BJ & Migs Mornings
- Other names: The BJ Shea Experience (1999-2023)
- Genre: Comedy talk radio
- Running time: 4 hours (6am-10am)
- Country of origin: United States
- Language: English
- Home station: KISW 99.9 FM
- Starring: BJ Shea Steve Migs The Reverend EnFuego Vicky Barcelona Danny Vigil Ooh Sara Joey Deez
- Produced by: Steve Migs
- Recording studio: Seattle, Washington
- Original release: October 23, 1999 – December 15, 2023
- Opening theme: Collective Soul - Heavy
- Website: BJ&Migs
- Podcast: Daily Podcast

= The BJ Shea Morning Experience =

American radio program

BJ & MIGs Mornings was a morning drive time radio show on 99.9 FM KISW in Seattle, Washington, owned by Audacy (previously Entercom).
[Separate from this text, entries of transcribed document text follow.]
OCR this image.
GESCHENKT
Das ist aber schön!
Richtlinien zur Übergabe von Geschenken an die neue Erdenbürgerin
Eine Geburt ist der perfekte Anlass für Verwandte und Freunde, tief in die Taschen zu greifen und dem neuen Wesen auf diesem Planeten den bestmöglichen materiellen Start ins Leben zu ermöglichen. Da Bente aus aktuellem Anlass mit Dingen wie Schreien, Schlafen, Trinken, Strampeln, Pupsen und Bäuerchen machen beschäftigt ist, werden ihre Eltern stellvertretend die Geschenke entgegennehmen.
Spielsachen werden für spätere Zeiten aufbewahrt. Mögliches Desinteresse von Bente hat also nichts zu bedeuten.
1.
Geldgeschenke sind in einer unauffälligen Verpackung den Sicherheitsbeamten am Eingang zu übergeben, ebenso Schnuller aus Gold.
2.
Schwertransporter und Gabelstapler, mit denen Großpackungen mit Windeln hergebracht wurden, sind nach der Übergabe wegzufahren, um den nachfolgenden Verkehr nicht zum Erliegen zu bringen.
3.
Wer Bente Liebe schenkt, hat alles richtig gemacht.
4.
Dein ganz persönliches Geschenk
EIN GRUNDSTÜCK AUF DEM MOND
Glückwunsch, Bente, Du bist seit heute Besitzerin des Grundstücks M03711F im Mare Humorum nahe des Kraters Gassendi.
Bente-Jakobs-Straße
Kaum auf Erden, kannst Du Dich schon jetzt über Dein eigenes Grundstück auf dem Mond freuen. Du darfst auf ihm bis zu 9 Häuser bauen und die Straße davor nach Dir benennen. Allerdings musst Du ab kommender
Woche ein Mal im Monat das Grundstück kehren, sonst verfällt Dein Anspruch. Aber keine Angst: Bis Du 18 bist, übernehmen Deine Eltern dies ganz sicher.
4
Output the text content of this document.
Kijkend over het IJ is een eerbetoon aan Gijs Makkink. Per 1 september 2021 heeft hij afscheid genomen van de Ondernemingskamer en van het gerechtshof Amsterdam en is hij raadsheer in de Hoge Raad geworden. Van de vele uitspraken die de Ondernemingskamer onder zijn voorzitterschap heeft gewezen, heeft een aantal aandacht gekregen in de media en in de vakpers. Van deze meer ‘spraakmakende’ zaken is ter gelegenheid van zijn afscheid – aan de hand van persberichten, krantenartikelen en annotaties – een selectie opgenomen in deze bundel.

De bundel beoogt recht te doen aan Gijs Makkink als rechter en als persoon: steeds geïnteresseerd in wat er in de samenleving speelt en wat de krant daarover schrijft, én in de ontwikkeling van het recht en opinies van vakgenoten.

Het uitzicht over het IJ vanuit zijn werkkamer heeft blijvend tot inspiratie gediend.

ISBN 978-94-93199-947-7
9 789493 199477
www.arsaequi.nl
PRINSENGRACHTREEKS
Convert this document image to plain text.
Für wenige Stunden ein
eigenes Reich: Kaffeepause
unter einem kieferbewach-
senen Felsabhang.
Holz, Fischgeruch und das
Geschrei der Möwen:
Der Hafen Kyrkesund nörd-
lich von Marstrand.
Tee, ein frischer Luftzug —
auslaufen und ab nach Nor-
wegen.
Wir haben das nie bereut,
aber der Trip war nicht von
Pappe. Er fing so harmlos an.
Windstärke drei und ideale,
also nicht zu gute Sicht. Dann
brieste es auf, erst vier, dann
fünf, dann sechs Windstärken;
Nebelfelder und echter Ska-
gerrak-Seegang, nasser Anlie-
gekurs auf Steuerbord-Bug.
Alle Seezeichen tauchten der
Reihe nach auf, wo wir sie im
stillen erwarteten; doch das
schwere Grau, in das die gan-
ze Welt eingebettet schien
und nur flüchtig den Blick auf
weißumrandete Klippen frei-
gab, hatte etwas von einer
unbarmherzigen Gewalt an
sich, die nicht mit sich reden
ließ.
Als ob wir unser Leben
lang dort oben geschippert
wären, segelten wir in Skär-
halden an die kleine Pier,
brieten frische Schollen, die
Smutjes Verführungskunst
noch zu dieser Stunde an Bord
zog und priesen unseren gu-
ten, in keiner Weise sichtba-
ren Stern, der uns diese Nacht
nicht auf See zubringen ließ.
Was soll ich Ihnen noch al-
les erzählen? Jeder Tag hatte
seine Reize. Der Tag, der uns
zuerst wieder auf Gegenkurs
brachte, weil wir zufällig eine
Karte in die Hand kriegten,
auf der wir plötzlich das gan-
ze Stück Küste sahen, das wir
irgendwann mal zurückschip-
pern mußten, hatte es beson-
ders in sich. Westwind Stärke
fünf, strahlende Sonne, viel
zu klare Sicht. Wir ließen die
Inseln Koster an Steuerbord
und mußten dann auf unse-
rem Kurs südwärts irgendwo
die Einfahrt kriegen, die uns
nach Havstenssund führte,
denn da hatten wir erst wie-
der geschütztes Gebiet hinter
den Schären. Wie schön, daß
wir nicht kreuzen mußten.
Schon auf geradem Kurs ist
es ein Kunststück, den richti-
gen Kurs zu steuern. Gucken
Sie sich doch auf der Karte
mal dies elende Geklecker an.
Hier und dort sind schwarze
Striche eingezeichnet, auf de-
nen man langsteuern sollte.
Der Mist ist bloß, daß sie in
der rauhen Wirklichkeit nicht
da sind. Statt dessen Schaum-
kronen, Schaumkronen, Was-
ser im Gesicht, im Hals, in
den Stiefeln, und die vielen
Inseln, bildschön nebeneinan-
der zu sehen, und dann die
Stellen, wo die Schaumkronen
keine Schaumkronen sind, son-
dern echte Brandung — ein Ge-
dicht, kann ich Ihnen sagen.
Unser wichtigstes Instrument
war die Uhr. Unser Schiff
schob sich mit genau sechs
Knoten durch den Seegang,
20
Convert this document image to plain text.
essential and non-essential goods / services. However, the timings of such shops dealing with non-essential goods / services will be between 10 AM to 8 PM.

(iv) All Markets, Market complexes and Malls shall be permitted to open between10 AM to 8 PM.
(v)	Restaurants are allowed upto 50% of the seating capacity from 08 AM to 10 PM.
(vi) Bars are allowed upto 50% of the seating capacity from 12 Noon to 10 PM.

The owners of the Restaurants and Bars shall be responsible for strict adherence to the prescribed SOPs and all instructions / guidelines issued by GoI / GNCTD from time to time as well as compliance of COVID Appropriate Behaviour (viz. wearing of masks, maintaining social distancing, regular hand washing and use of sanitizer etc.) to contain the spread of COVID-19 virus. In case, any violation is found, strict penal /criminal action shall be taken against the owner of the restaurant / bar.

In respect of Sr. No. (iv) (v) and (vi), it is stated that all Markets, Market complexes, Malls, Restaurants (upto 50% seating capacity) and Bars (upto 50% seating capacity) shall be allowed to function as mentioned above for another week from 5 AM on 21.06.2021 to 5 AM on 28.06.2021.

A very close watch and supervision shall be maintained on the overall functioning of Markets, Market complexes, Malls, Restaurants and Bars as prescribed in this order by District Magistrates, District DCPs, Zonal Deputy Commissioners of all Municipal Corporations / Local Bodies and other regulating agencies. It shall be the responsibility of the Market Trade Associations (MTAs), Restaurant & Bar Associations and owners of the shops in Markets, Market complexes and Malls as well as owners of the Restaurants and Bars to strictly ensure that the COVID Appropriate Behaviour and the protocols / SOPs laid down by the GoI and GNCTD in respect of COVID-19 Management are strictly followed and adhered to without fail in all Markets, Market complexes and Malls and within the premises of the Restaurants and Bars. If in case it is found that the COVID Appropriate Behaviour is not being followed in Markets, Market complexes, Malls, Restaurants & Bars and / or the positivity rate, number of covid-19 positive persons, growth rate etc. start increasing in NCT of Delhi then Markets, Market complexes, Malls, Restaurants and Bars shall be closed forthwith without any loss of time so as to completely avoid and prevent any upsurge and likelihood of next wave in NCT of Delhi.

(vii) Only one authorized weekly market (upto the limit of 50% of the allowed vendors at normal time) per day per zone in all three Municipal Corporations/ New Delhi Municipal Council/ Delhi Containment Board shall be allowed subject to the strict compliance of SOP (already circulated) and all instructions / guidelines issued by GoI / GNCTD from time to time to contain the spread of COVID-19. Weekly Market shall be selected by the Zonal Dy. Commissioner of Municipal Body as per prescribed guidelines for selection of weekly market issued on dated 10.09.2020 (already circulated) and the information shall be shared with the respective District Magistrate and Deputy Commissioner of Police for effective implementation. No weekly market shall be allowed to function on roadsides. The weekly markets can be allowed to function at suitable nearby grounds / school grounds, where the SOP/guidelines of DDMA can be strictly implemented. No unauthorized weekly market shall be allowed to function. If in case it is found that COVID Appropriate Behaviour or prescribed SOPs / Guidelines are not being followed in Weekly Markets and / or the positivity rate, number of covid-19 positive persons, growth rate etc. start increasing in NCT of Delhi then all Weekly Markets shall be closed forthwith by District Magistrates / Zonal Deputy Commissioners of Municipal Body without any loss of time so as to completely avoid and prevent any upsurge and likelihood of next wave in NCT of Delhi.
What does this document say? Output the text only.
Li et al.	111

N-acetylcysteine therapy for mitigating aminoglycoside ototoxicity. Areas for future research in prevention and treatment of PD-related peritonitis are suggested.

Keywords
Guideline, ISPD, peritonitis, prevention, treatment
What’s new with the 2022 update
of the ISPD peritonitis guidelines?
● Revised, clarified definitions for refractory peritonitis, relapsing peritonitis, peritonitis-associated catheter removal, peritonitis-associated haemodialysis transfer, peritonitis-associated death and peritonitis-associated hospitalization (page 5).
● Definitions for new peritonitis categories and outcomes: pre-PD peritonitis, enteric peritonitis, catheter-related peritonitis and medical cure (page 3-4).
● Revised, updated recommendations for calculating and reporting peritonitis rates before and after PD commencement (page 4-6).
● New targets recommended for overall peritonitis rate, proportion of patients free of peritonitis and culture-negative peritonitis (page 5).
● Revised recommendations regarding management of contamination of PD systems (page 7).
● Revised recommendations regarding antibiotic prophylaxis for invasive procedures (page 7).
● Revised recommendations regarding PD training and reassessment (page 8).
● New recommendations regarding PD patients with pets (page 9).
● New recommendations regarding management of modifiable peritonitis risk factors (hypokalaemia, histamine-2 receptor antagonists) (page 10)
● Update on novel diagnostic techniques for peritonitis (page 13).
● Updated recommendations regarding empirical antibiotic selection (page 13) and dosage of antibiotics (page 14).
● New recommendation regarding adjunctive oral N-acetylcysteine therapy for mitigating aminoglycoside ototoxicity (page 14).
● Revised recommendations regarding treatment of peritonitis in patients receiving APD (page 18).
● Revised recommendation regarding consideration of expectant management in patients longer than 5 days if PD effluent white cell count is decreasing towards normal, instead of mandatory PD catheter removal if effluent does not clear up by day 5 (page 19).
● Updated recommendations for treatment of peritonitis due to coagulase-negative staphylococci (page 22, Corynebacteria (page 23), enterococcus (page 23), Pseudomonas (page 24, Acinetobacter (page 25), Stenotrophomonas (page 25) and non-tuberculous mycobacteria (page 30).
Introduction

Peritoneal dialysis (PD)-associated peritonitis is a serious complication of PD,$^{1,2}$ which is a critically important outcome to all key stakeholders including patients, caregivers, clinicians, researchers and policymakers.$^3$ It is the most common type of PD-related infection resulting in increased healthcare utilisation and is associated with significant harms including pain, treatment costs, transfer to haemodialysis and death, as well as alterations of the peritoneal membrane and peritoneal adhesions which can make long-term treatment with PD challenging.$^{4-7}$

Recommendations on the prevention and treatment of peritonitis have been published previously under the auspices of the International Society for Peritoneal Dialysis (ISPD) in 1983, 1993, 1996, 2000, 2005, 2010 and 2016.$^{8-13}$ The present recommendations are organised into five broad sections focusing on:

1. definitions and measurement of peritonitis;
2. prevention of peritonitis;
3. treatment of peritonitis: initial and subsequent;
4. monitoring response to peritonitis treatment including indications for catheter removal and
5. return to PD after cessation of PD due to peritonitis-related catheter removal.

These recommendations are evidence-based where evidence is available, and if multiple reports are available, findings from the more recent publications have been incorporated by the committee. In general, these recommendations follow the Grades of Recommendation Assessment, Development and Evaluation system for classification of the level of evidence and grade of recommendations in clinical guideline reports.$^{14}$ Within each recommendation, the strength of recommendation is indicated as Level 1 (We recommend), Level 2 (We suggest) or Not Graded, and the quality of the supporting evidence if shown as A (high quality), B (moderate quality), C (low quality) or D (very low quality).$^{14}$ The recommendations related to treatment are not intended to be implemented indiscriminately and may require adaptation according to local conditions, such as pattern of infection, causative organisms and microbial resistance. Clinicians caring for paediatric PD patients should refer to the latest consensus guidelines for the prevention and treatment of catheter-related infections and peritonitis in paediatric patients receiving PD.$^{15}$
The show aired Monday through Friday, 6–10 a.m. PST and was also available as a stream and a downloadable podcast from the station's official website as well as a stream and podcast on Entercom's Radio.com website and mobile app.

==KQBZ era (1999–2005)==

The BJ Shea Experience started in 1999 as a two-hour show on KQBZ "The Buzz" (100.7 FM), middays between syndicated shows by Kennedy and Tom Leykis. The primary theme of the show is relationships, primarily from a male point of view, though it has tackled some highly controversial topics of sex, politics and religion.

In 2000, Shea was dismissed from the station due to controversial comments made on air. Shea successfully appealed the decision in an arbitration hearing, overturning the dismissal.

In 2004, in the wake of the Super Bowl XXXVIII halftime show controversy, Shea used his show as a platform to speak out against the attempts to increase censorship on broadcasting. "I think this is totally from the White House," said Shea. "I think that George Bush is trying to pander to the extreme Christian Coalition he thinks will back him in this election. I hope it's a huge failure and he gets kicked out of the White House."

In May 2005, Entercom Seattle LLC, parent company of KQBZ, was sued by morning show host Robin Erickson of the Robin & Maynard Morning Show, on charges of gender discrimination and creating a hostile work environment, based upon remarks made during BJ Shea's show. Shea, however, was not named as a defendant in the lawsuit.

KQBZ's promotional slogan at the time was "Radio for Guys," and the suit contended that it was part of the problem. "The Shea program regularly features verbal attacks on women," the suit claimed. "These attacks repeatedly and crudely attack women in general and specifically in the workplace, claiming, among other assertions, that women are bad employees whose presence in the workplace is bad for men." The suit also claimed that Shea attacked Erickson on air on the basis of her gender and age, promoting The Howard Stern Show even though it ran during Robin & Maynard's time slot on KISW (a station also owned by Entercom), and criticized other female Entercom employees on the air. Shea was disciplined for his on-air comments, though the suit contended that the punishment was not severe enough.

==KISW era (2005–2023)==

On November 30, 2005, KQBZ changed its format from FM Talk to Country music. BJ Shea's show, newly rechristened as "The BJ Shea Morning Experience," would move to KISW on January 3 to fill the timeslot vacated by The Howard Stern Show's move to satellite radio. No details were given as to the status of the Robin & Maynard show, or the ongoing litigation, except that the show would not be picked up by KISW.

The show became one of the few shows across the United States to succeed in maintaining and growing its listenership after the departure of Howard Stern. In the ratings book that immediately succeeded the move, KISW and Shea's show both placed at or near the top in their target-demographic audience, primarily men 18 to 49

The show's final episode aired Friday, December 15, 2023, after it was announced that BJ Shea would no longer be working at KISW. Three days later, Shea announced he was moving to rival KZOK, replacing Danny Bonaduce, who was retiring from radio. Co-host Steve Migs would go on to start "The Daly Migs Show" with Taryn Daly as his co-host on January 3, 2024.